The locker room is quiet. Players are down. Then Davenport asks them a question. “What’s the first thing I said to you guys when I came in here after the game?”
No one answers. He goes around the room, from player to player. Wrong answer, wrong answer. Only one, guard Dylan Penn, remembers – Davenport said that any coach would be happy to coach a group of players like them.
“We should’ve won the game,” Davenport tells his players. “I don’t care what anybody says, we should’ve flat won the game. . . . That blows my mind that we have a team like this, and only one guy knew that I praised you when I started talking. One guy. That’s sad. That’s a really sad commentary. All we talked about before the game, I asked you why you came here, and we talked about being a giver, and listening and helping teammates. I asked you this morning before we started film. . . . And now we’ve got guys coming in here and can’t even listen, because they’re worried about themselves. This was a lost day, a total lost day, that not but one guy thought enough to listen. . . . I am really disappointed. But, to be honest with you, that’s how you played. . . . Well, it starts now. This part of the season is over. We’re playing two regional games right out of the box. We’ll see if we get better. You guys have anything to say? You can’t just talk when it’s good. Ben you got anything? Alex?”
Alex Cook jumps in: “I already told them, we don’t like this feeling, we’ve got to get better this week, and we’ve got one Friday that counts.”

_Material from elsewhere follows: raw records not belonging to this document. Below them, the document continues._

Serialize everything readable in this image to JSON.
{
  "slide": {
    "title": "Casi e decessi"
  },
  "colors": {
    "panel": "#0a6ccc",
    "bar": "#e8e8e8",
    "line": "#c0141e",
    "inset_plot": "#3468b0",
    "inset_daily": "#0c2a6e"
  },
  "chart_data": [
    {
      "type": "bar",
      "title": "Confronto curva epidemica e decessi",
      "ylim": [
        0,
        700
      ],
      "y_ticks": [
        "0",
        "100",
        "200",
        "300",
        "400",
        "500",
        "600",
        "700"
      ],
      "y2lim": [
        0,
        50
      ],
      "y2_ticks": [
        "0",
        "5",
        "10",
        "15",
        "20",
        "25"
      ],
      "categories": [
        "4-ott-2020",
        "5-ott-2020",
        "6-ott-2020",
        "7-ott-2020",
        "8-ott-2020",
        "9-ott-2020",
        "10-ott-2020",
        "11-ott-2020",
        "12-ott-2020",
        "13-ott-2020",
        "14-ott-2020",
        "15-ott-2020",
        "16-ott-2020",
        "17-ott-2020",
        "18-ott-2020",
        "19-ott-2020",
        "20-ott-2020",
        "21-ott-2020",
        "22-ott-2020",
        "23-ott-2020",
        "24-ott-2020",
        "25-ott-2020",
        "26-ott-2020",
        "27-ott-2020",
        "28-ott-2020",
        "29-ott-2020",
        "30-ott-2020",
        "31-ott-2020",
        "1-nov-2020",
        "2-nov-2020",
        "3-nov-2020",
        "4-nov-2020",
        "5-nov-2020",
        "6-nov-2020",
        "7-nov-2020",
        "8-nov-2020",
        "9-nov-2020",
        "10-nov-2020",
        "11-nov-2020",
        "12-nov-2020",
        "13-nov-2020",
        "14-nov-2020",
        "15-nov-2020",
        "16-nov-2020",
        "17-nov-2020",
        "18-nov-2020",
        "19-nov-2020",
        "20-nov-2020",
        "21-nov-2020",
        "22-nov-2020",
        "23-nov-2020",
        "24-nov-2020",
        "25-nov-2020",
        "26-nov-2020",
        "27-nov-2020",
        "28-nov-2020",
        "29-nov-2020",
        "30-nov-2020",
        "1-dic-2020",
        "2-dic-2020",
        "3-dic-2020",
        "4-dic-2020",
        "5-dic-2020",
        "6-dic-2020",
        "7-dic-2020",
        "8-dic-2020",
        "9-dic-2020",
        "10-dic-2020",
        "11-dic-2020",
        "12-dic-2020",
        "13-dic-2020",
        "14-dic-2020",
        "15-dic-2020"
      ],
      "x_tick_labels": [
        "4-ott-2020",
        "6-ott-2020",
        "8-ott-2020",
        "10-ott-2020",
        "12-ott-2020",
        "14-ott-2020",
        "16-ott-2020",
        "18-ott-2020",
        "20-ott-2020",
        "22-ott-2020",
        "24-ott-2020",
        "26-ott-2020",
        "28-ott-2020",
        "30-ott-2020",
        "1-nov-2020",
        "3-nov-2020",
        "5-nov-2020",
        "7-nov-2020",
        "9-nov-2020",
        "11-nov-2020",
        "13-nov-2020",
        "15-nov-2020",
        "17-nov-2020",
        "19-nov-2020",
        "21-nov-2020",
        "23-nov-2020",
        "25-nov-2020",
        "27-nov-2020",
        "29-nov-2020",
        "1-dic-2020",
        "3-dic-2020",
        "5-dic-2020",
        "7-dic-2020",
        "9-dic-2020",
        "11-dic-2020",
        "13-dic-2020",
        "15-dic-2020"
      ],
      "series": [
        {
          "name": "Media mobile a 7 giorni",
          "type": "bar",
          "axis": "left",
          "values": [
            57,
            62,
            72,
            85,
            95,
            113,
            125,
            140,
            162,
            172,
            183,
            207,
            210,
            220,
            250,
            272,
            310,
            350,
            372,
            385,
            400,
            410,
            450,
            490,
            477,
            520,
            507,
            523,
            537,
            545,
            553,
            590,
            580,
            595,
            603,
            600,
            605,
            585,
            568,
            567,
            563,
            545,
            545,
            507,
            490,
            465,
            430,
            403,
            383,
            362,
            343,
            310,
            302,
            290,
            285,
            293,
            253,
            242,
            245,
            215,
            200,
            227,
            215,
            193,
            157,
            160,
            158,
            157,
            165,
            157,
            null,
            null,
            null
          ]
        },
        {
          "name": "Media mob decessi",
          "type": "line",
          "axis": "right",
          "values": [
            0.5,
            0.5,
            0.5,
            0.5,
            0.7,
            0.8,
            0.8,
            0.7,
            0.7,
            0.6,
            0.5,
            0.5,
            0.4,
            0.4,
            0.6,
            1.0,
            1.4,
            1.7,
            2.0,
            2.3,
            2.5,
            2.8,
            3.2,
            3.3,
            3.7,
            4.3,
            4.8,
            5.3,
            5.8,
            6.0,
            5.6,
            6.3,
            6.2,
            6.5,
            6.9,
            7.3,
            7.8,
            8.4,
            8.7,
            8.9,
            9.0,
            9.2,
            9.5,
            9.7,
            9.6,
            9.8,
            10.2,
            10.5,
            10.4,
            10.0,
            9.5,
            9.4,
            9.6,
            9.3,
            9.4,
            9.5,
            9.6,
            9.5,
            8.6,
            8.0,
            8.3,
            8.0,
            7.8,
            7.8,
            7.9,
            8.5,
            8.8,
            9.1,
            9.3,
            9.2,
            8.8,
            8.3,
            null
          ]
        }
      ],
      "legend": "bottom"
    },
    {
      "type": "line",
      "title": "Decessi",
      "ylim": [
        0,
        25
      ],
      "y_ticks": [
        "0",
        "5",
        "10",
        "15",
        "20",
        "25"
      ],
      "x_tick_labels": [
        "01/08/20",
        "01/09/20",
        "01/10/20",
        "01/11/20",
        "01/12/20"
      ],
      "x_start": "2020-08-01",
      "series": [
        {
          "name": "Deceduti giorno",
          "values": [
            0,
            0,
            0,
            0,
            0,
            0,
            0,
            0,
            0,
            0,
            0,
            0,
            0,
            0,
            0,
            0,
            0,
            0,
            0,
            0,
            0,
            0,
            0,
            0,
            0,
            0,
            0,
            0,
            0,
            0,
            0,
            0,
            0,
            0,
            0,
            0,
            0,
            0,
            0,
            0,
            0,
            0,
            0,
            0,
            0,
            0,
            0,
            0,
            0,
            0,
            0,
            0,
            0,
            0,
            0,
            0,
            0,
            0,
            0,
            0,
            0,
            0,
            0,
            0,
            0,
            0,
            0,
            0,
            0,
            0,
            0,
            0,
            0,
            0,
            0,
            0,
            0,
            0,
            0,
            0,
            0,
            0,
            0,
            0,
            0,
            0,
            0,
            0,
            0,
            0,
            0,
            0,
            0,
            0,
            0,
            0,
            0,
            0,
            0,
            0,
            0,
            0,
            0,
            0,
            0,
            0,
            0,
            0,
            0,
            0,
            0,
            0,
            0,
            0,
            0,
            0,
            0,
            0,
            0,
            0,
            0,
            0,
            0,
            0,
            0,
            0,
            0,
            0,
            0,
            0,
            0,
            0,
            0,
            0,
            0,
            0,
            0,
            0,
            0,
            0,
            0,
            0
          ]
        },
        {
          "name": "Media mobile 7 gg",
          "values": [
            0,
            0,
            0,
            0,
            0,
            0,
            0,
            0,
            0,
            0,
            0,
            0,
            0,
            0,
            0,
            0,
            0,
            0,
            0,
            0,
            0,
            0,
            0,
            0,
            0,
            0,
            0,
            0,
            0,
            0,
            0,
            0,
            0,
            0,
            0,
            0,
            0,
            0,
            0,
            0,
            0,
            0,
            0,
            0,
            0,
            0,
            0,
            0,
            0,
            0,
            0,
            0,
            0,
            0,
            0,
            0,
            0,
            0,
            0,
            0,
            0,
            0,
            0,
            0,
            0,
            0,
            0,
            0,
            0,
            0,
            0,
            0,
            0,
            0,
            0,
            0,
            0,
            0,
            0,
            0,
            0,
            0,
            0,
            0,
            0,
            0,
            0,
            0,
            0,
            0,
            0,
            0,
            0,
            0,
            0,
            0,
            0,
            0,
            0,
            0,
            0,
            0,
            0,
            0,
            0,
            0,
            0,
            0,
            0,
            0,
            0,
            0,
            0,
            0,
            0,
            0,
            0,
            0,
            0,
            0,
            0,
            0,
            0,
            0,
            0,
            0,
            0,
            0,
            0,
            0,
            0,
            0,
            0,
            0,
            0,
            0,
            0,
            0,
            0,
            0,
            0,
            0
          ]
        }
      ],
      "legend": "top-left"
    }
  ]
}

Davenport says, “That’s great, but how are you going to do that, but how? I admire that, but how are you going to do that?”
Cook: “Work our butts off in practice.”
Davenport: “You know what I’m going to say. Show me, don’t tell me. . . . Practice is going to be different Monday, you can’t write that down. Trust me. That’s not punishment, it’s to make you better. Not that anybody is listening to what I’m saying. We’ve now played two games in a row and had one guy called for a foul blocking out (for a rebound). . . . I’m serious, I’m disappointed. I’m disappointed because you didn’t do something as simple as listen. So let me repeat it – there’s not a coach anywhere in this world who wouldn’t want to coach as good a group of guys as you. I mean it. And it rips my heart out when you cheat yourself, and that’s what you did the past two games. They’re all controllable, fixable things. All right, bring it up.”
The bus pulls out of South Bend at 9:30 p.m. Trainers hand out pre-ordered pizzas to players. From his seat, Davenport studies the stat sheet. He huddles with his son and Braden, talking about personnel, and potential moves. The bus rolled back into the Knights Hall parking lot at about 2:15 a.m.
There are those who might hear or read his comments to the team and consider them harsh, given that Bellarmine is a small D-2 school taking on Power 5 opponents. They’re not looking at it the way Davenport does. He sees those games as opportunities. He sees how tight they were at the end and knows how close his team was, even without playing its best.
More than anything, he knows, he can’t allow losing to become acceptable, no matter who the opponent is. He can’t let it be comfortable, not if he wants his team to use it the right way.
On Thursday night, Davenport said, “We had a great week of practice.”
On Friday night at 8 in Knights Hall, the season begins, and from here on, the games count.